In these three cases ‘there was no, or limited, separation between the negotiation and the approval of major tax settlements (though in one case there was support from independent legal counsel for the settlement)’.

The NAO added: ‘In the case where both Commissioners were involved in the negotiations, there was no independent scrutiny of the proposed settlement.

‘The Department believes that there will always be cases where Commissioners have to be involved and a clear separation will not be possible. However, in our view, this reduces the demonstrable assurance that the settlement reached is appropriate, for both external stakeholders, including other taxpayers and Parliament, and the Department’s own staff.’

Jason Collins, a Partner at the law firm McGrigors, said it was ‘alarming’ that ‘there has not been a proper separation of the HMRC people negotiating settlements with companies and the very top HMRC brass who have final sign off’.

Collins added: ‘The call for improved governance is thoroughly welcomed to counter any perception that big business and their professional advisers can resolve disputes simply because they know so-and-so in the top echelons of the organisation.’

HMRC told Tax Journal: ‘It’s only right that we deploy some of our best minds to the front line of high value tax settlements but we completely accept that there should be separate scrutiny of the process as this will provide even greater transparency for taxpayers, Parliament and the Department’s own staff.’

Litigation and Settlements Strategy

HMRC have decided to re-launch the department’s Litigation and Settlements Strategy, the NAO reported. ‘This is a sensible approach and should be done as soon as possible ... to ensure that there is a common understanding within the Department of how to apply the strategy in determining whether to settle or litigate on individual tax issues.’

‘Little transparency’

HMRC were investigating over 2,700 issues at 31 March 2011 with the largest companies, with ‘tax under consideration’ of £25.5 billion. As Tax Journal reported last week, HMRC emphasised that this estimate did not represent tax owed.
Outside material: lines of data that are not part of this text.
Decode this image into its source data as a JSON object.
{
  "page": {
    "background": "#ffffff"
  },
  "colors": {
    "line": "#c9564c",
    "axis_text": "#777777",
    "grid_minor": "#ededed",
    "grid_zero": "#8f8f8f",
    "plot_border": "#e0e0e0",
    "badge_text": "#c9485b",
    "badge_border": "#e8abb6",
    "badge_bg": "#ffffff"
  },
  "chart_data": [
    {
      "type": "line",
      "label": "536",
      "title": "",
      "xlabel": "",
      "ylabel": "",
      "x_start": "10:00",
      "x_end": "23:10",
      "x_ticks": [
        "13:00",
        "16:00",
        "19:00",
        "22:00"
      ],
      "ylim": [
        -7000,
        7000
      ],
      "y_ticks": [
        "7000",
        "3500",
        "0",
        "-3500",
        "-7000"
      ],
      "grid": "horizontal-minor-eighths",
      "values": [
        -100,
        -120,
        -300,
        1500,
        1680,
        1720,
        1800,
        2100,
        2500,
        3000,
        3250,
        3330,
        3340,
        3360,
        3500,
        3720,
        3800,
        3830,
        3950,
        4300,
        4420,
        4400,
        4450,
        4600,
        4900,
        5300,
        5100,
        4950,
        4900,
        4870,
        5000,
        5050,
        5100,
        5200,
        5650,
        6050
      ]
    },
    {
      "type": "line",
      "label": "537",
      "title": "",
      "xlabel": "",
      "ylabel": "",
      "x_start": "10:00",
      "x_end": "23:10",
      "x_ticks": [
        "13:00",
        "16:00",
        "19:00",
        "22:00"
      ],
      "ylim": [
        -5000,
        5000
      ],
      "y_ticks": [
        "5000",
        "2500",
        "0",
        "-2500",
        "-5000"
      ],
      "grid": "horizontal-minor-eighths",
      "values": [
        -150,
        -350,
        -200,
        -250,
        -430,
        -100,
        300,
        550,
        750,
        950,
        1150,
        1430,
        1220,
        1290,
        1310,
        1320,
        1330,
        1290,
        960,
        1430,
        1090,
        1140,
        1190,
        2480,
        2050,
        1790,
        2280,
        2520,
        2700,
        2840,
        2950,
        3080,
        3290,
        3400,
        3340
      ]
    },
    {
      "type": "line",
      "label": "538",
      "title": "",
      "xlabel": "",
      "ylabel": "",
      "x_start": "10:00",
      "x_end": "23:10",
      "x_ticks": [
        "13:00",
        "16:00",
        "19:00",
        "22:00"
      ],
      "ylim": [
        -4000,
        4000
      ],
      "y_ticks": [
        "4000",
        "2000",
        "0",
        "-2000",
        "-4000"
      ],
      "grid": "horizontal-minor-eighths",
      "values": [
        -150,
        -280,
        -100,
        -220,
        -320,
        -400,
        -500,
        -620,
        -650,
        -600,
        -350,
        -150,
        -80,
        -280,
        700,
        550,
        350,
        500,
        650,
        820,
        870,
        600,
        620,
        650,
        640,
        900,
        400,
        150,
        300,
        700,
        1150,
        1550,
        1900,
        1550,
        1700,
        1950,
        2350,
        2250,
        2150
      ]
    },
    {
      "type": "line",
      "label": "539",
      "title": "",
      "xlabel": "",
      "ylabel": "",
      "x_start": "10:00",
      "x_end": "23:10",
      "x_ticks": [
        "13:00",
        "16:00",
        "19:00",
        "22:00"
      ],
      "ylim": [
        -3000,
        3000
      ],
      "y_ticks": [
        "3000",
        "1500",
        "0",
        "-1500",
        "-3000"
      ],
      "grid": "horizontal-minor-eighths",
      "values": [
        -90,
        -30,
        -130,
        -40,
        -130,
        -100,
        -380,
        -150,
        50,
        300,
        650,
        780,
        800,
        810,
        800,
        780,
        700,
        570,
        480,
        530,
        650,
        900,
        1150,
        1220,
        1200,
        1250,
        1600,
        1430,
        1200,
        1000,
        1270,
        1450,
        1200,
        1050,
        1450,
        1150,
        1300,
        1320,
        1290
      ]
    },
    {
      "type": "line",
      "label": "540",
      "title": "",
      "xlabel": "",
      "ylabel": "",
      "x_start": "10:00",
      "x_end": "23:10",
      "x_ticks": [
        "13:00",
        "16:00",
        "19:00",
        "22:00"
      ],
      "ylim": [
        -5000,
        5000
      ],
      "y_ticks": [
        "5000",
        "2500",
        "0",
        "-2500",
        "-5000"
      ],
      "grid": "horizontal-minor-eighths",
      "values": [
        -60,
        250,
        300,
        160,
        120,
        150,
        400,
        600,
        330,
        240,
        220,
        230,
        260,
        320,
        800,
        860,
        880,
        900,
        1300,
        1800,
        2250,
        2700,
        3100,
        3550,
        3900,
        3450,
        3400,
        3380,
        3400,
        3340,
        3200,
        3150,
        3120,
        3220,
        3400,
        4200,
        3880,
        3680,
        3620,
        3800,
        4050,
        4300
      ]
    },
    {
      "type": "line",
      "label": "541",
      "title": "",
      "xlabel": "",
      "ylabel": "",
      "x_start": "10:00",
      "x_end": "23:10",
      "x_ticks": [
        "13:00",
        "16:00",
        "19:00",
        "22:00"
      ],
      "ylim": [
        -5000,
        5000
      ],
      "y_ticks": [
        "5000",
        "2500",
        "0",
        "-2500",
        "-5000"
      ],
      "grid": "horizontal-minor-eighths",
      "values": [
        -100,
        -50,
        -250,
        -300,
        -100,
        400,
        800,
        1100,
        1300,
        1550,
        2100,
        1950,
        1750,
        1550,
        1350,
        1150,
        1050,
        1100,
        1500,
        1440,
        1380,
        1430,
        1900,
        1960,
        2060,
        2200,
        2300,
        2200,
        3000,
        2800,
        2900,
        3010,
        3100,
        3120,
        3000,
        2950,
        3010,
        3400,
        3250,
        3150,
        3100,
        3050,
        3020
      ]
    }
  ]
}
Experience had shown that ‘only around half’ of the estimate of tax under consideration is tax brought into charge.

Earlier this year the Commons Public Accounts Committee said there was 'little transparency' for the taxpayer over the way tax disputes with large companies are resolved.

The Committee recognised HMRC’s obligation to ensure taxpayer confidentiality but said the department should consider ‘the scope for increasing transparency in the area of large and complex tax cases and for assuring Parliament and the public that due process in the resolution of these cases is being followed’.
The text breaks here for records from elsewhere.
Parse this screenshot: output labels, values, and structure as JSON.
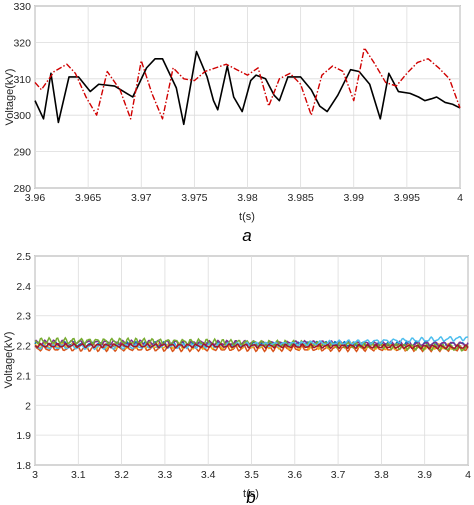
{
  "chart_data": [
    {
      "type": "line",
      "panel_label": "a",
      "xlabel": "t(s)",
      "ylabel": "Voltage(kV)",
      "xlim": [
        3.96,
        4.0
      ],
      "ylim": [
        280,
        330
      ],
      "x_ticks": [
        "3.96",
        "3.965",
        "3.97",
        "3.975",
        "3.98",
        "3.985",
        "3.99",
        "3.995",
        "4"
      ],
      "y_ticks": [
        "280",
        "290",
        "300",
        "310",
        "320",
        "330"
      ],
      "grid": true,
      "series": [
        {
          "color": "#000000",
          "style": "solid",
          "x": [
            3.96,
            3.9608,
            3.9615,
            3.9622,
            3.9632,
            3.9641,
            3.9652,
            3.966,
            3.9675,
            3.9692,
            3.9705,
            3.9713,
            3.972,
            3.9733,
            3.974,
            3.9752,
            3.9762,
            3.9768,
            3.9772,
            3.9781,
            3.9787,
            3.9795,
            3.9803,
            3.9808,
            3.9817,
            3.9825,
            3.983,
            3.9838,
            3.985,
            3.986,
            3.9868,
            3.9875,
            3.9885,
            3.9897,
            3.9905,
            3.9915,
            3.9925,
            3.9933,
            3.9942,
            3.9953,
            3.9961,
            3.9967,
            3.9973,
            3.9978,
            3.9986,
            3.9993,
            4.0
          ],
          "y": [
            304,
            299,
            311.5,
            298,
            310.5,
            310.5,
            306.5,
            308.5,
            308,
            305,
            313,
            315.5,
            315.5,
            307.5,
            297.5,
            317.5,
            310.5,
            304,
            301.5,
            313.5,
            305,
            301,
            309.5,
            311,
            310,
            305.5,
            304,
            310.5,
            310.5,
            307,
            302.5,
            301,
            305.5,
            312.5,
            312,
            308.5,
            299,
            311.5,
            306.5,
            306,
            305,
            304,
            304.5,
            305,
            303.5,
            303,
            302
          ]
        },
        {
          "color": "#d00000",
          "style": "dashdot",
          "x": [
            3.96,
            3.9606,
            3.9618,
            3.963,
            3.9638,
            3.9648,
            3.9658,
            3.9668,
            3.968,
            3.969,
            3.97,
            3.971,
            3.972,
            3.973,
            3.974,
            3.975,
            3.976,
            3.977,
            3.978,
            3.979,
            3.98,
            3.981,
            3.982,
            3.983,
            3.984,
            3.985,
            3.986,
            3.987,
            3.988,
            3.989,
            3.99,
            3.991,
            3.992,
            3.993,
            3.994,
            3.995,
            3.996,
            3.997,
            3.998,
            3.999,
            4.0
          ],
          "y": [
            309,
            307,
            312,
            314,
            311.5,
            305,
            300,
            312,
            307,
            299,
            315,
            306,
            299,
            313,
            310,
            309.5,
            312,
            313,
            314,
            312.5,
            311,
            313,
            302.5,
            310,
            311.5,
            308.5,
            300,
            311,
            313.5,
            312,
            304,
            318.5,
            314,
            309,
            308,
            311.5,
            314.5,
            315.5,
            313,
            310,
            302
          ]
        }
      ]
    },
    {
      "type": "line",
      "panel_label": "b",
      "xlabel": "t(s)",
      "ylabel": "Voltage(kV)",
      "xlim": [
        3.0,
        4.0
      ],
      "ylim": [
        1.8,
        2.5
      ],
      "x_ticks": [
        "3",
        "3.1",
        "3.2",
        "3.3",
        "3.4",
        "3.5",
        "3.6",
        "3.7",
        "3.8",
        "3.9",
        "4"
      ],
      "y_ticks": [
        "1.8",
        "1.9",
        "2",
        "2.1",
        "2.2",
        "2.3",
        "2.4",
        "2.5"
      ],
      "grid": true,
      "series": [
        {
          "color": "#0072BD",
          "offset": 2.205,
          "amplitude": 0.006,
          "freq": 48,
          "phase": 0.0,
          "drift": 0.0
        },
        {
          "color": "#D95319",
          "offset": 2.19,
          "amplitude": 0.007,
          "freq": 52,
          "phase": 1.1,
          "drift": 0.0
        },
        {
          "color": "#EDB120",
          "offset": 2.2,
          "amplitude": 0.008,
          "freq": 45,
          "phase": 2.0,
          "drift": -0.005
        },
        {
          "color": "#7E2F8E",
          "offset": 2.21,
          "amplitude": 0.006,
          "freq": 50,
          "phase": 0.5,
          "drift": -0.005
        },
        {
          "color": "#77AC30",
          "offset": 2.215,
          "amplitude": 0.008,
          "freq": 55,
          "phase": 2.7,
          "drift": -0.025
        },
        {
          "color": "#4DBEEE",
          "offset": 2.195,
          "amplitude": 0.006,
          "freq": 47,
          "phase": 1.6,
          "drift": 0.03
        },
        {
          "color": "#A2142F",
          "offset": 2.2,
          "amplitude": 0.005,
          "freq": 53,
          "phase": 3.3,
          "drift": -0.005
        }
      ]
    }
  ]
}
The Public Accounts Committee report followed a series of protests against alleged tax avoidance by large companies. Some protests were prompted by an allegation that a £1.25 billion settlement that HMRC reached with Vodafone at the end of a long-running dispute was inadequate. The allegation was dismissed by both HMRC and Vodafone.

The NAO told Tax Journal in February that while the Vodafone settlement, along with other cases, would have been taken into account in deciding to launch its review of dispute resolution procedures, the NAO had 'long been aware' of a need to look at the control framework surrounding the settlement of investigations.


 

Bill DodwellA greater level of confidence

Bill Dodwell
Head of Tax Policy at Deloitte

‘The NAO report reveals what a success the High Risk Corporates programme has been. It’s interesting to see that the programme is viewed positively by large companies, HMRC and governments which encouraged its establishment in 2006 and its continuation today.
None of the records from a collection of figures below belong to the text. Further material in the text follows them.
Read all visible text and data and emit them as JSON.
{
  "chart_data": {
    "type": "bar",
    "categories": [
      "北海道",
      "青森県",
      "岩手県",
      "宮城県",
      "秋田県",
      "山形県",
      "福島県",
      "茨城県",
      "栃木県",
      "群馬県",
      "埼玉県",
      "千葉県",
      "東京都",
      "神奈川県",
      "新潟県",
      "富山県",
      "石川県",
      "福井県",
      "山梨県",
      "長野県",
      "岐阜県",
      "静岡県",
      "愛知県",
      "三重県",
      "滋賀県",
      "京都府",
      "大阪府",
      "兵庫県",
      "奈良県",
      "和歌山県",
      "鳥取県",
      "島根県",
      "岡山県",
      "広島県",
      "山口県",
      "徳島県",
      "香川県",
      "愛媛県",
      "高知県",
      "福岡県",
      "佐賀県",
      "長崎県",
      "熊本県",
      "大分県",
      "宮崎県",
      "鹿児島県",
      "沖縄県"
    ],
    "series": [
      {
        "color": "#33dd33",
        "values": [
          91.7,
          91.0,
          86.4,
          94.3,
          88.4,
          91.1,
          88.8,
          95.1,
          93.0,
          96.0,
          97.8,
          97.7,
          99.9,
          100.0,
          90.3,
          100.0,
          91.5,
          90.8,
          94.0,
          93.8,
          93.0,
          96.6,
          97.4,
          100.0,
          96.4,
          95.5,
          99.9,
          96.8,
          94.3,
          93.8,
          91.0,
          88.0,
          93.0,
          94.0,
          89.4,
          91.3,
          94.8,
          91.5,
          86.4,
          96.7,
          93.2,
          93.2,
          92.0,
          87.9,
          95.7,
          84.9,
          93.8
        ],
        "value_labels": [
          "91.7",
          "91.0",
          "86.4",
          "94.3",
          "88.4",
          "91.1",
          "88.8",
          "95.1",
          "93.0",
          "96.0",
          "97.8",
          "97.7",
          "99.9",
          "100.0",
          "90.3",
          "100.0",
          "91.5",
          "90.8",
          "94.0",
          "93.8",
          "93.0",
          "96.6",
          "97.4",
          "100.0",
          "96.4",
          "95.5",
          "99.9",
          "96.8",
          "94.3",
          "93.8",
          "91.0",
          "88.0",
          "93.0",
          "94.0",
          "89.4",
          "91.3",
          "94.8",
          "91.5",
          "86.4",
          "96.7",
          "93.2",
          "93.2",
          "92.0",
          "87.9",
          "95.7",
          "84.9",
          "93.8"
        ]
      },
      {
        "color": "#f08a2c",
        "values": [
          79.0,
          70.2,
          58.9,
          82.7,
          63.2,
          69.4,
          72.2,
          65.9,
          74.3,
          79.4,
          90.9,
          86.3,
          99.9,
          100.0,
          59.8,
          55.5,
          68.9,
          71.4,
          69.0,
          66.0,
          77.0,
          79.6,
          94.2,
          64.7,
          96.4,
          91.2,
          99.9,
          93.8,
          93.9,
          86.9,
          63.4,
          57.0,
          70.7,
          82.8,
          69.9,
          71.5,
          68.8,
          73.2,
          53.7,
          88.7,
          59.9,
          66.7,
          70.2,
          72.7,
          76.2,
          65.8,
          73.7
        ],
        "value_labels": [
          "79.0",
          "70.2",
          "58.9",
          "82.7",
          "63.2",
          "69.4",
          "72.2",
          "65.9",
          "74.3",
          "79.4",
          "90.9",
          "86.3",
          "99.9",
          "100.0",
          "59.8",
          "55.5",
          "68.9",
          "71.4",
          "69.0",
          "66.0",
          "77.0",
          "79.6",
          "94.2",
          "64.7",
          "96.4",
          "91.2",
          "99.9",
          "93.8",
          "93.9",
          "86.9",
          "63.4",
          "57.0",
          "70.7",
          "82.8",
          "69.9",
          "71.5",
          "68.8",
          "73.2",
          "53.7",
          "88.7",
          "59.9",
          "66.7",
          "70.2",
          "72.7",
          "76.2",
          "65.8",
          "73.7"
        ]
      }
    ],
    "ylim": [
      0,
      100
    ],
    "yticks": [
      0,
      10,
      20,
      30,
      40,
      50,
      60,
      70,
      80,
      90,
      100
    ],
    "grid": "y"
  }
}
‘The NAO report usefully gives detail on how the programme works – which should give a greater level of confidence that “the right amount of tax” has been paid.

‘What is clear to tax professionals, but probably not to the public, is that determining that tax will inevitably involve negotiation involving experts at both HMRC and business. The NAO confirms that HMRC generally has good governance over the programme.’